Eclipse Resources Corp. (NYSE: ECR) announced Dec. 29 that it entered into an agreement to sell 62.5 million shares of common stock for $440 million in a private placement transaction.

The financing is expected to result in net proceeds of about $434 million after deducting placement agent commissions and the State College, Pa.-based company’s estimated expenses.

Proceeds will be used to fund its capital expenditure plan and for general corporate purposes.

The shares will be sold to the investors at $7.04 per share, which was the average closing price of the company’s common stock for the five-day period ended (and including) Dec. 26.

The purchasers include affiliates of EnCap Investments LP, entities controlled by certain members of management of the company, and other selected institutional and accredited investors. The private placement was approved by the Audit Committee of the company’s board of directors, which committee is composed entirely of independent directors, and is expected to close on or around Jan. 28, subject to the satisfaction of customary closing conditions.

"This incremental capital funds our capital program and should allow us to come out of this current commodity price downturn poised to take advantage of an outstanding asset base, a strong balance sheet and an experienced and efficient operating team," said Benjamin Hulburt, CEO, in a statement.

2015 Budget

Eclipse also announced that its board of directors has approved a capital budget for 2015 of $640 million, a decrease of 20% from its 2014 capital budget. As of result of the company’s improvement in capital and drilling efficiencies, the company expects to deliver year-over-year production growth of 240-290% in 2015. The company expects that net production for 2015 will consist of about 60% natural gas, 20% condensate and oil, and 20% NGL.

The 2015 capital budget assumes Eclipse and the operators of its nonoperated properties will turn 124 gross (58 net) wells to sales during the year. The 2015 capital budget is allocated 94% to Utica Shale drilling and completions and 6% to land related activities and other general corporate purposes. The 2015 planned drilling and completions capital budget is allocated 77% to operated activities and 23% to nonoperated activities, although the company expects that continued acreage trade activities with nonoperated partners could shift capital from nonoperated to operated categories.

"As we look toward the coming year, Eclipse has formulated a capital plan that endeavors to prudently manage the company’s balance sheet and liquidity in the current commodity price environment while still achieving significant production growth despite a reduction in capital expenditures of 20%. We believe it is imperative in this environment to closely monitor and manage the company’s liquidity and balance sheet," Hulburt said.

The company intends to make further adjustments to its capital spending plan as the commodity price situation dictates in order to preserve liquidity, he said.

Additionally, he said the company continued to layer in commodity hedges as its production base has grown. The company's current natural gas hedged volumes equate to about 55% of the mid-point of its annual production guidance for 2015 at an average price of $3.75 per thousand cubic foot.
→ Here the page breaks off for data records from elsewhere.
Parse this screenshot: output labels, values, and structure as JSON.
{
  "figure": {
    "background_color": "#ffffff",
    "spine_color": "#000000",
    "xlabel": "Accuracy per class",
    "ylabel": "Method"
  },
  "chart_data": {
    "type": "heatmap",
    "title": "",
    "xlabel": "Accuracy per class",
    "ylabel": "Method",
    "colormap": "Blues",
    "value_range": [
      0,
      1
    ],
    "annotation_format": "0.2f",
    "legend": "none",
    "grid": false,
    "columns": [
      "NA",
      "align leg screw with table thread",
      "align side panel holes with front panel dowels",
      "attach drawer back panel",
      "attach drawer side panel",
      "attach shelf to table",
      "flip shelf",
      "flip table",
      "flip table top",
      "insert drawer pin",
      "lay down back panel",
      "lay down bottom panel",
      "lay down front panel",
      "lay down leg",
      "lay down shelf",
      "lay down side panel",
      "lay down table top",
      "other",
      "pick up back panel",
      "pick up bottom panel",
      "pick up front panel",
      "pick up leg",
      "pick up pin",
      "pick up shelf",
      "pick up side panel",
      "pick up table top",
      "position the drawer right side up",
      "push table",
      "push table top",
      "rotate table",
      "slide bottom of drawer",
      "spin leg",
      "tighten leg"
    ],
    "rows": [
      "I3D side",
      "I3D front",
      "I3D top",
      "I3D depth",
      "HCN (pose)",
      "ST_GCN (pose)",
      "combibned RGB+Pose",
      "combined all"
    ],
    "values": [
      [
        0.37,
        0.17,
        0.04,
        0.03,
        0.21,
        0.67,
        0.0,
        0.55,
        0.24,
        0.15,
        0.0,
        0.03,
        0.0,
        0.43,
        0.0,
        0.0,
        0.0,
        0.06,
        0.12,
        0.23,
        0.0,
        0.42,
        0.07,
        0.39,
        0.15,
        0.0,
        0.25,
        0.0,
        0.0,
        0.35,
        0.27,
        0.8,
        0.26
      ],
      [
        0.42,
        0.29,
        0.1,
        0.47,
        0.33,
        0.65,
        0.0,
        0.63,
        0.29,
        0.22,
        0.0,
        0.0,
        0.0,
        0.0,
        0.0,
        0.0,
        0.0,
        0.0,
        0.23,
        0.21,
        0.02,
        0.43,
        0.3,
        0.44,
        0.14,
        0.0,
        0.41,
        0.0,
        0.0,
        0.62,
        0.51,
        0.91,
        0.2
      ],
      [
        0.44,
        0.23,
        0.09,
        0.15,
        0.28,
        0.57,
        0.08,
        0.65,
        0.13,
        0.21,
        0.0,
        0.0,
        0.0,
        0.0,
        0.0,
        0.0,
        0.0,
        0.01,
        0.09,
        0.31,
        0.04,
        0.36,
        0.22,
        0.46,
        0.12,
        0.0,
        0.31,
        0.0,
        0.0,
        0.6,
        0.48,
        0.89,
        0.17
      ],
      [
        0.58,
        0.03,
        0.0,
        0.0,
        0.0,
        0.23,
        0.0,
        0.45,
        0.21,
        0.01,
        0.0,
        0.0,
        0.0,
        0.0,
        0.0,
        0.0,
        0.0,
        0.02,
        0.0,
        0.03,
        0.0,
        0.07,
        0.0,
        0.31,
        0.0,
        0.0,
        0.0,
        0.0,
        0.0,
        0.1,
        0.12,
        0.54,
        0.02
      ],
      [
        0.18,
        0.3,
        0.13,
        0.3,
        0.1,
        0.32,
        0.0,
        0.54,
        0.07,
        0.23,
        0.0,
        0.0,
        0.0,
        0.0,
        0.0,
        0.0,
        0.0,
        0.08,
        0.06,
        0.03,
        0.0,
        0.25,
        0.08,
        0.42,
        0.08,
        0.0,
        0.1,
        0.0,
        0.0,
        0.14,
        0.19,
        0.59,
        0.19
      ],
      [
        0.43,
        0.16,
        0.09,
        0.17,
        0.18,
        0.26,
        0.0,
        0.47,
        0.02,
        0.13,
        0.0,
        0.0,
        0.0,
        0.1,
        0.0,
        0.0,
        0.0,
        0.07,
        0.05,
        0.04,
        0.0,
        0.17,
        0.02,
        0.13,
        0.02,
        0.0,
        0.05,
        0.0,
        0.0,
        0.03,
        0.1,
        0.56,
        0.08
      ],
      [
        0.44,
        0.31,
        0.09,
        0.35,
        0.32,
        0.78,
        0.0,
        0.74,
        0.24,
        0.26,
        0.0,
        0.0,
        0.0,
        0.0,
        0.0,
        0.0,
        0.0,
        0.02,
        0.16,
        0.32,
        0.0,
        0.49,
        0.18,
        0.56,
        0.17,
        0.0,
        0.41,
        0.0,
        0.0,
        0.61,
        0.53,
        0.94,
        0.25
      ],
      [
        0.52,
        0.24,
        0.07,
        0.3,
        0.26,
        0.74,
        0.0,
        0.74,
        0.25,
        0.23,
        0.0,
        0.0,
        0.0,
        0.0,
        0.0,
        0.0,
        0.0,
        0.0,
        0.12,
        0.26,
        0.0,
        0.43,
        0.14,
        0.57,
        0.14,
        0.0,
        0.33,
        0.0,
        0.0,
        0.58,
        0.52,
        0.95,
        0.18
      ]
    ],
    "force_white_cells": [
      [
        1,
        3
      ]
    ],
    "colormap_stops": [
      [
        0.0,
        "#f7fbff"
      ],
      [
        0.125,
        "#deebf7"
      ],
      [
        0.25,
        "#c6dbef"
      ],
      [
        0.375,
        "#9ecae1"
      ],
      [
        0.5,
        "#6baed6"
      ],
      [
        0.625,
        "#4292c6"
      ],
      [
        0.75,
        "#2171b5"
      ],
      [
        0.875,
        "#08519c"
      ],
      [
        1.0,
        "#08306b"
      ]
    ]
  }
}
"We remain focused on our operational execution. For example, we recently drilled a horizontal Utica Shale well from spud to total depth in just 11 days," he said.

He said the company expects that its drilling and completion efficiencies will translate into a reduction in its operated well costs by 5-10% in the coming year, based on its current performance and service costs.

Transportation Agreement

Additionally, the company announced that it has entered into a 10-year firm transportation and marketing agreement with Blue Racer Midstream to market a substantial portion of its operated production of propane and butane through Blue Racer’s firm capacity on Sunoco LP’s (NYSE: SUN) Mariner East II Project.

The Mariner East II Project will connect the NGL resources in the Marcellus and Utica shales to Sunoco's existing infrastructure and international port at its Marcus Hook facility near Philadelphia. Mariner East II is expected to be operational in late 2016.

Under the agreement, Eclipse will have firm transportation, which grows from about 7,500 barrels a day (bbl/d) to 14,000 bbl/d during the term of the agreement (67% propane and 33% butane). Through the new agreement, the company plans to export propane and butane in order to capture the premium pricing offered by international markets, but also retains the ability to sell domestically.

KeyBanc Capital Markets provided advisory services to the company and was sole placement agent in connection with the private placement of Eclipse’s common stock. RBC Capital Markets and Vinson & Elkins LLP were advisers to the Audit Committee in connection with the transaction.